Posted 6 years ago
Hello Followers, Visitors, Members and Friends from Collectors Weekly, 16-02-2017, 1:30 AM
I found this very delicate porcelain flower brooch today at my local thrift store, at first i was thinking enamel, but when i start research it i realize it's bone china, made in England by a company name "Cara China Staffordshire" hand painted, very nice addition to my brooch collection, growing fast, but hold in a jewellery box, LOL
This brooch is 2 inch by 1.50 inch.
Many Thanks to Everyone for Viewing.
----------------------------Cara China Staffordshire--------------------------------
English china manufacterer Cara China began making fine bone china ornaments, broaches, earrings in 1945. Cara China was owned, prior to the present owners, by William, (born 25 Dec 1900), Millicent, & Hilda (born 12 Feb 1909) Bridgwood. Their brother Samuel worked for them. Most was for export, to Canada, Bahamas, Bermuda. The family was related to the Bridgwood family who owned (and sold in 1879) Sampson Bridgwood. est 1853.

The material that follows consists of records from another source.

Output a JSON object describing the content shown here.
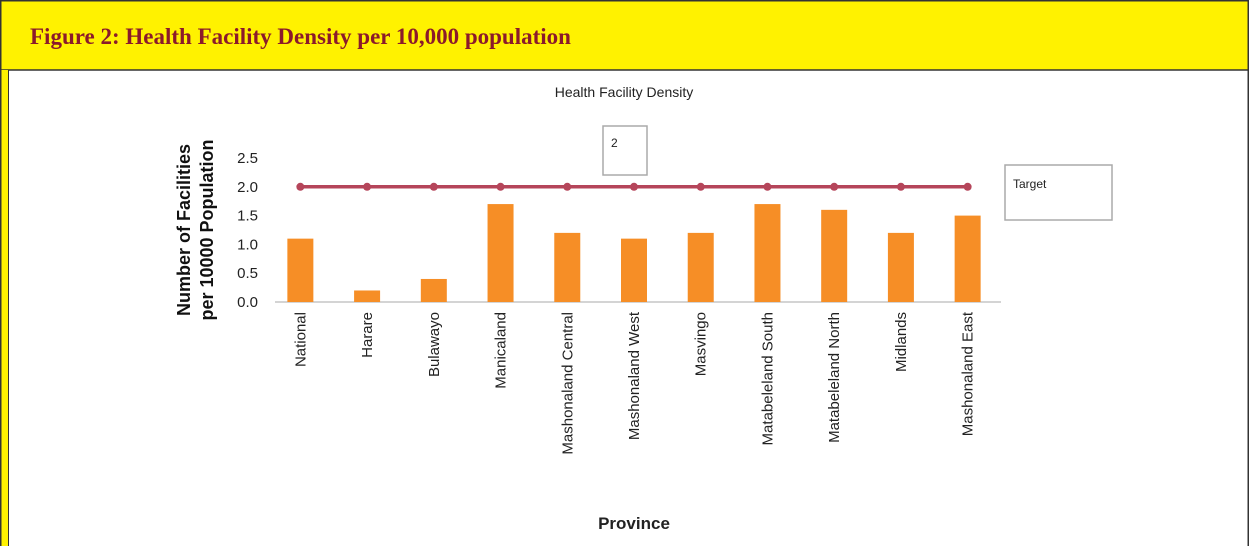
{
  "header": {
    "title": "Figure 2: Health Facility Density per 10,000 population"
  },
  "chart_data": {
    "type": "bar",
    "title": "Health Facility Density",
    "xlabel": "Province",
    "ylabel": [
      "Number of Facilities",
      "per 10000 Population"
    ],
    "categories": [
      "National",
      "Harare",
      "Bulawayo",
      "Manicaland",
      "Mashonaland Central",
      "Mashonaland West",
      "Masvingo",
      "Matabeleland South",
      "Matabeleland North",
      "Midlands",
      "Mashonaland East"
    ],
    "values": [
      1.1,
      0.2,
      0.4,
      1.7,
      1.2,
      1.1,
      1.2,
      1.7,
      1.6,
      1.2,
      1.5
    ],
    "color": "#f68e26",
    "target": {
      "name": "Target",
      "color": "#b5455a",
      "values": [
        2,
        2,
        2,
        2,
        2,
        2,
        2,
        2,
        2,
        2,
        2
      ]
    },
    "ylim": [
      0,
      2.5
    ],
    "yticks": [
      {
        "value": 0,
        "label": "0.0"
      },
      {
        "value": 0.5,
        "label": "0.5"
      },
      {
        "value": 1,
        "label": "1.0"
      },
      {
        "value": 1.5,
        "label": "1.5"
      },
      {
        "value": 2,
        "label": "2.0"
      },
      {
        "value": 2.5,
        "label": "2.5"
      }
    ],
    "grid": false
  }
}
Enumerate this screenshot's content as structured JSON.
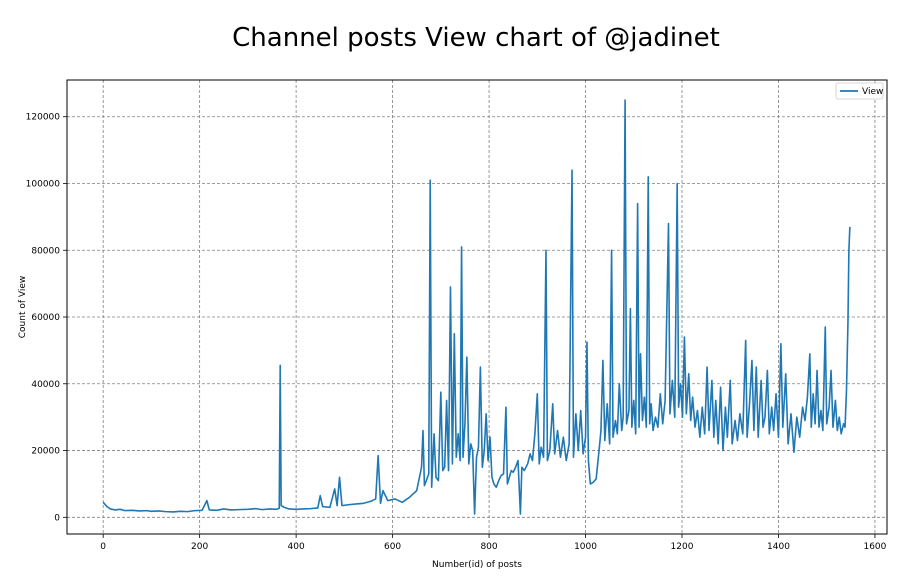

ENGLISH BONE CHINA JEWELRY: A DAZZLING ARRAY OF COLOUR
Think for just a moment! For a long time we had costume or fashion jewelry that was made from other metals like gold plated rhodium, copper, chrome, pewter, etc.
Something more fresh and novel could easily brighten up the soul during the World War II Years. These petite hand-made and hand-painted floral brooch sets with their bright & effervescent colors were sure to liven up the hearts of those young women during the War years. From research it appears that some English factories, although not a great many, produced bone china jewelry from about 1945 up to early 1960.
There were some English china factories that thought that this would probably be a good idea to produce such effeminate creations as bone china floral brooch & earring sets. Hence about 1945 companies in the production of bone china jewelry were Aynsley China Co, Cara China Co., Coalport China Co., Crown Staffordshire China Co., Bone China Crafts Co. and Paragon China Co., This is to name just several who produced such bone china jewelry. In addition, they also produced floral clusters/floral arrangements and figural/figurines. All of which are hand crafted and hand painted in a dazzling array of colour.
Being bone china and not metal, many of these pieces of jewelry are found with little chips or flea bites. Why? You may ask. Well after all, many of these little jewelry pieces are very delicate/fragile bone china pieces that are relatively thin and hand worked in their production. The ruffling of the little florettes lends an imminent danger for breakage. Then on the other hand, people do accidentally drop their jewelry onto the floor. These are china pieces after all! What normally happens when one drops a china cup to the floor? Normally the china cup will break. Hey! China jewelry that has a lot of ruffling like these brooches is guaranteed not to survive without enduring the disastrous collision with a floor. Sometimes this is why we find them chipped. The degree of chipping would also depend on how one would store this jewelry. If it loosely set amongst other metal or china pieces of jewelry clanging against each other, such a fate was inevitable. On the other hand, on many occasions small pieces left factories with inevitable little flea bites that were hand coloured or under glazed in the factory before shipment.
Because of such evident history, these little English bone china pieces of jewelry are becoming very collectible. After all, many of these china jewelry pieces were hand crafted in the china factories as early as 1945 which would make them some sixty years old. Do they not deserve some reverence?